Databricks log collection with Azure Monitor at desktop scale
Databricks is an optimized data analysis platform based on Apache Spark. Databricks platform monitoring is critical to ensuring data quality, job performance, and security issues by limiting access to production workspaces.
Spark application statistics, logs, and events produced by a Databricks workspace can be customized, sent, and centralized to various monitoring platforms, including Azure Monitor logs. This tool, previously called Log Analytics by Microsoft, is an Azure cloud service integrated into Azure Monitor that collects and stores logs from cloud and on-premises environments. It provides a means to query logs from data collected using a read-only query language called “Kusto”, to build dashboards for “Workbooks” and set alerts on detected patterns.
This article focuses on automating the export of Databricks logs to a Log Analytics workspace by using Spark monitoring study-scale library.

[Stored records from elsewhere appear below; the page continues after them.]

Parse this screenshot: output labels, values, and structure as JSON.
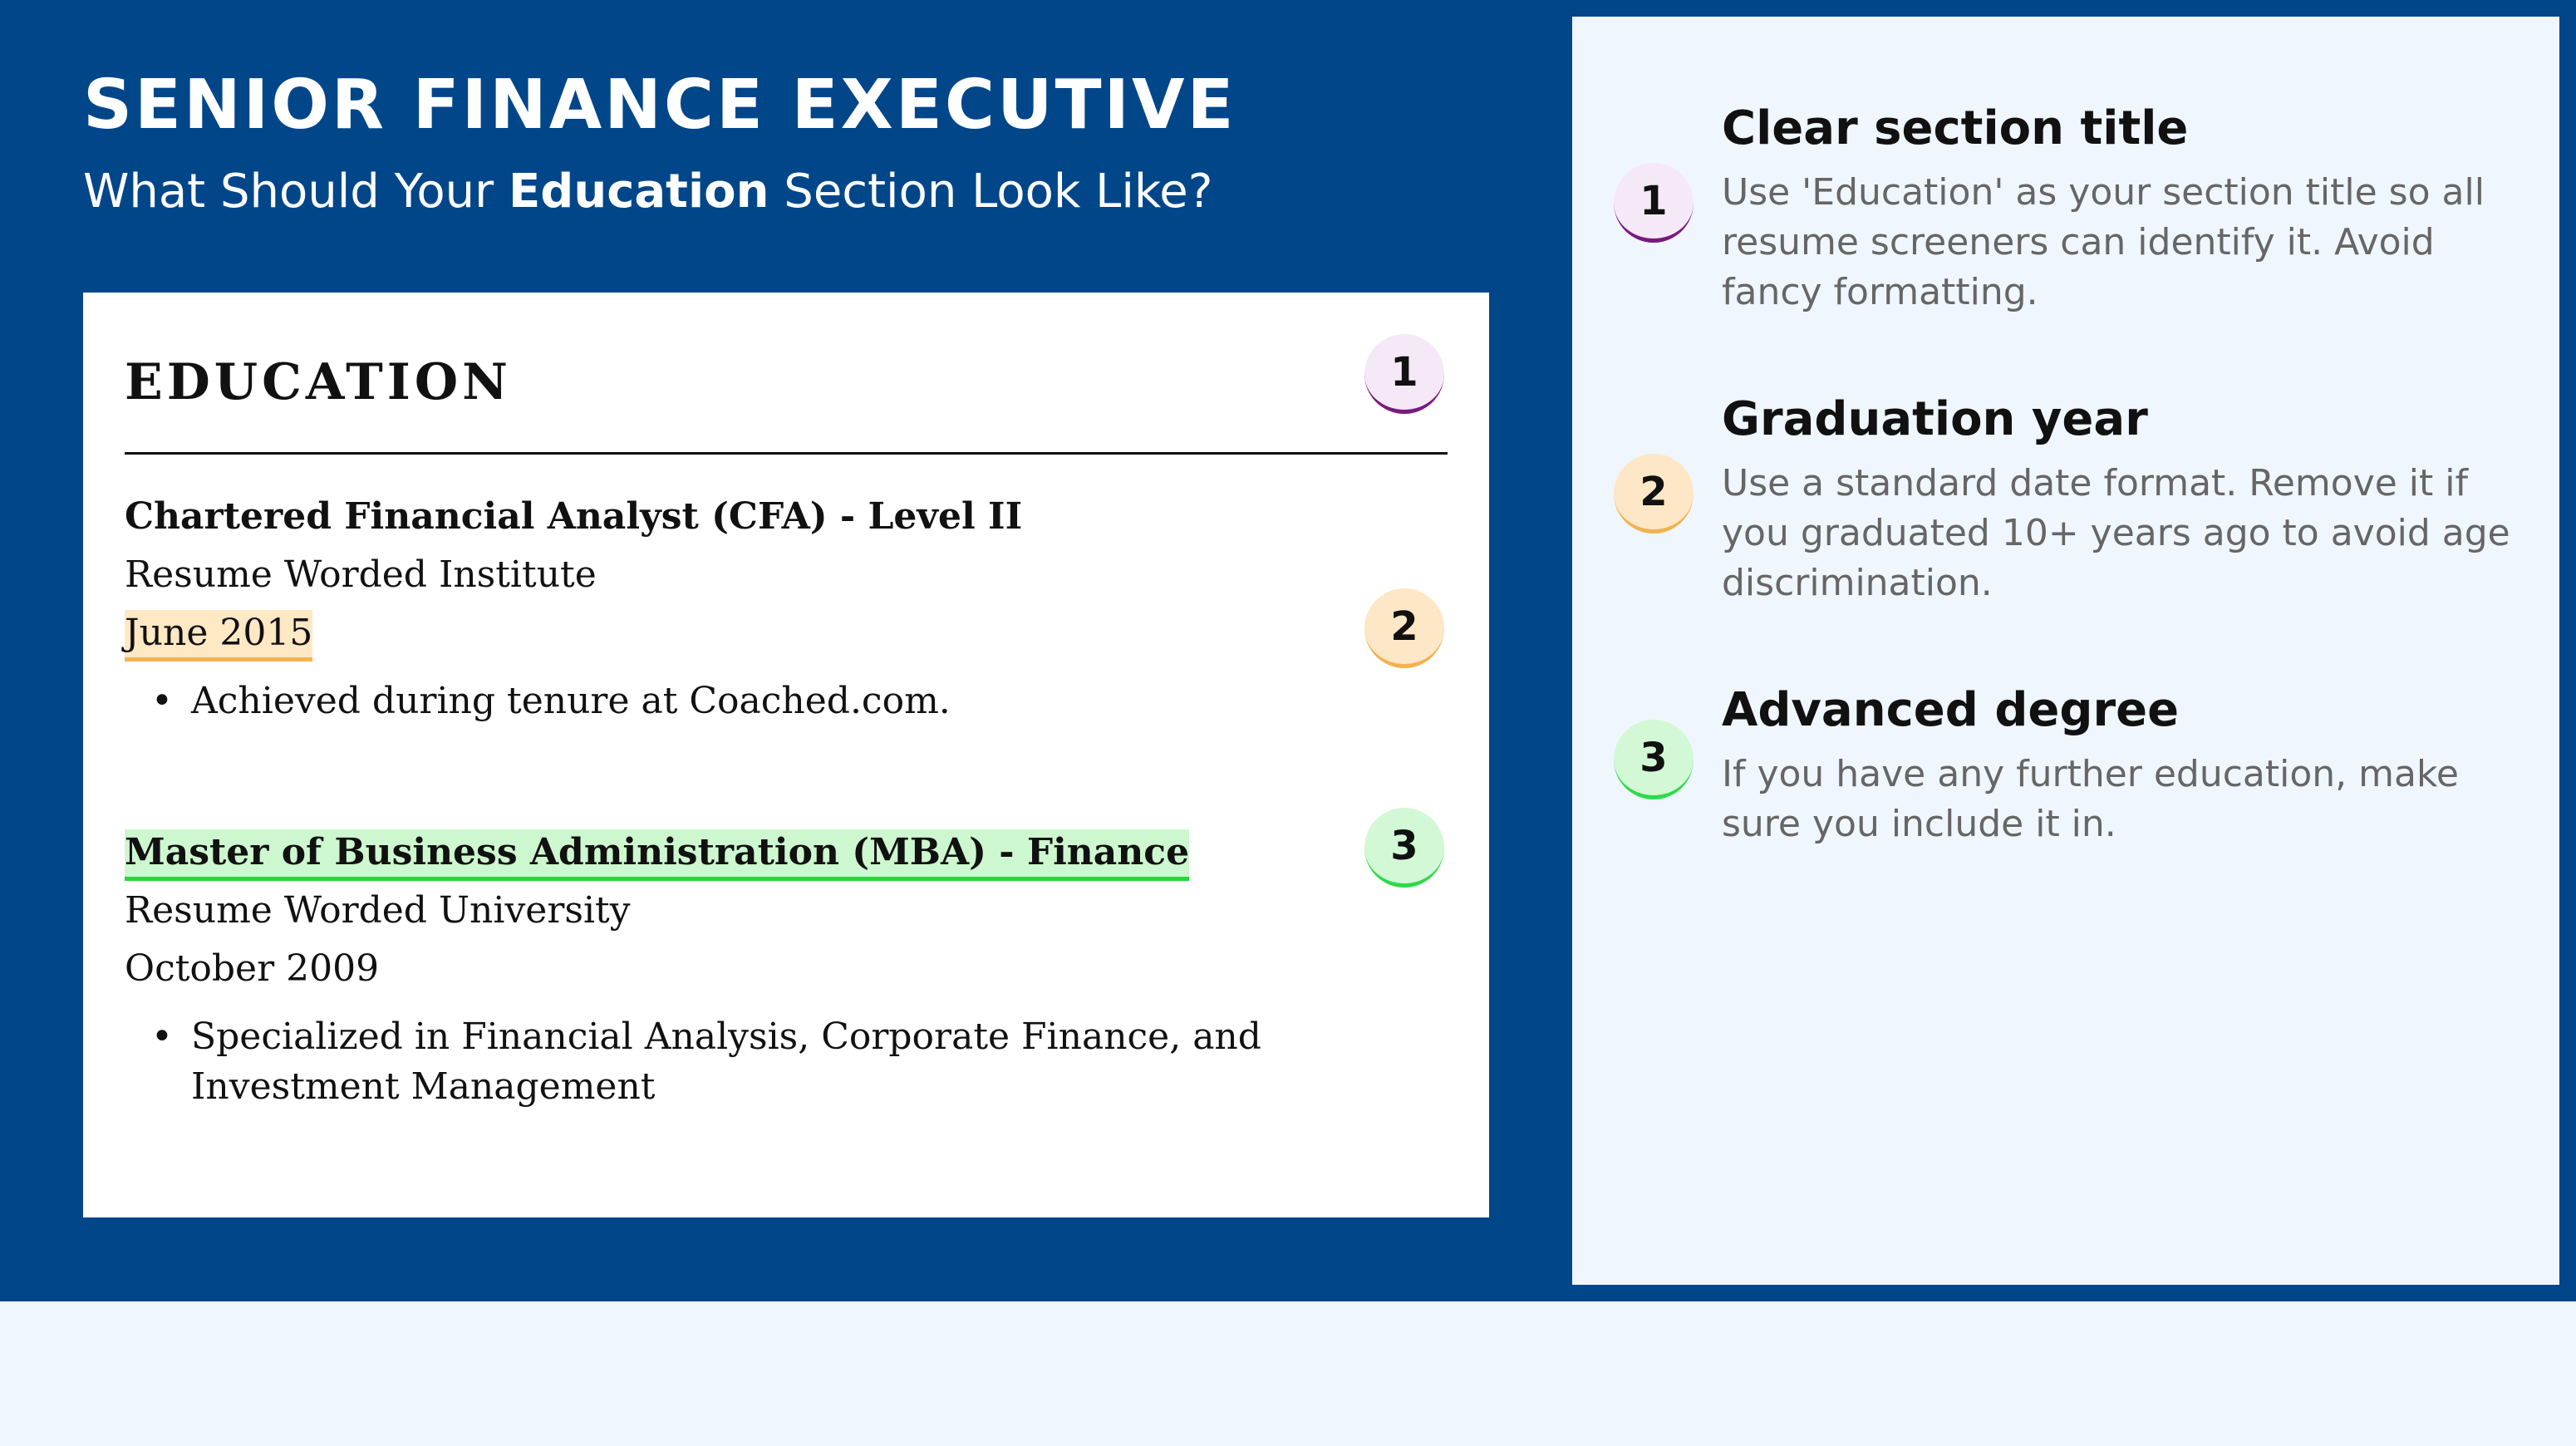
{
  "header": {
    "title": "SENIOR FINANCE EXECUTIVE",
    "subtitle_before": "What Should Your ",
    "subtitle_emphasis": "Education",
    "subtitle_after": " Section Look Like?"
  },
  "resume": {
    "section_title": "EDUCATION",
    "entries": [
      {
        "degree": "Chartered Financial Analyst (CFA) - Level II",
        "institution": "Resume Worded Institute",
        "date": "June 2015",
        "bullet": "Achieved during tenure at Coached.com."
      },
      {
        "degree": "Master of Business Administration (MBA) - Finance",
        "institution": "Resume Worded University",
        "date": "October 2009",
        "bullet": "Specialized in Financial Analysis, Corporate Finance, and Investment Management"
      }
    ],
    "bullet_symbol": "•"
  },
  "badges": [
    "1",
    "2",
    "3"
  ],
  "badge_colors": {
    "1": {
      "fill": "#f5e9f7",
      "accent": "#7a1a7e"
    },
    "2": {
      "fill": "#fde7c7",
      "accent": "#f3b150"
    },
    "3": {
      "fill": "#d3f8d5",
      "accent": "#2fd94b"
    }
  },
  "tips": [
    {
      "title": "Clear section title",
      "body": "Use 'Education' as your section title so all resume screeners can identify it. Avoid fancy formatting."
    },
    {
      "title": "Graduation year",
      "body": "Use a standard date format. Remove it if you graduated 10+ years ago to avoid age discrimination."
    },
    {
      "title": "Advanced degree",
      "body": "If you have any further education, make sure you include it in."
    }
  ],
  "colors": {
    "banner": "#02468a",
    "page_background": "#eff6fe",
    "card": "#ffffff",
    "tip_text": "#666666"
  }
}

Overview of Databricks log shipping
This section is an overview of the architecture. More detailed information and associated source code can be found further down in the article.
Spark monitoring is a Microsoft Open Source project for exporting Databricks logs at the cluster level. Once downloaded, the library is built locally using Docker or Maven according to the Databricks Runtime version of the cluster to configure (Spark and Scala versions). The build of the library generates two jar files:
spark-listeners_${spark-version}_${scala_version}-${version}
: collects data from a running cluster;spark-listeners-loganalytics_${spark-version}_${scala_version}-${version}
: extendsspark-listeners
by collecting data, connecting to a Log Analytics workspace, analyzing and sending logs via the Data Collector API
In the documentation, when the jars are built, they are put on DBFS. An init script spark-monitoring.sh
edited locally with the workspace and cluster configurations and added manually via the Databricks cluster-level interface.
At cluster launch, logs are streamed in JSON format to the Log Analytics Data Collector API and stored in 3 different tables, one for each type of log sent:
- SparkMetric_CL: Execution metrics for Spark applications (memory usage, number of jobs, step tasks submitted/completed/running);
- SparkListenerEvent_CL: All events listened to by the SparkListener during the execution of the Spark application (jobs, stages and tasks start/end);
- SparkLoggingEvent_CL: Logs from log4j appender.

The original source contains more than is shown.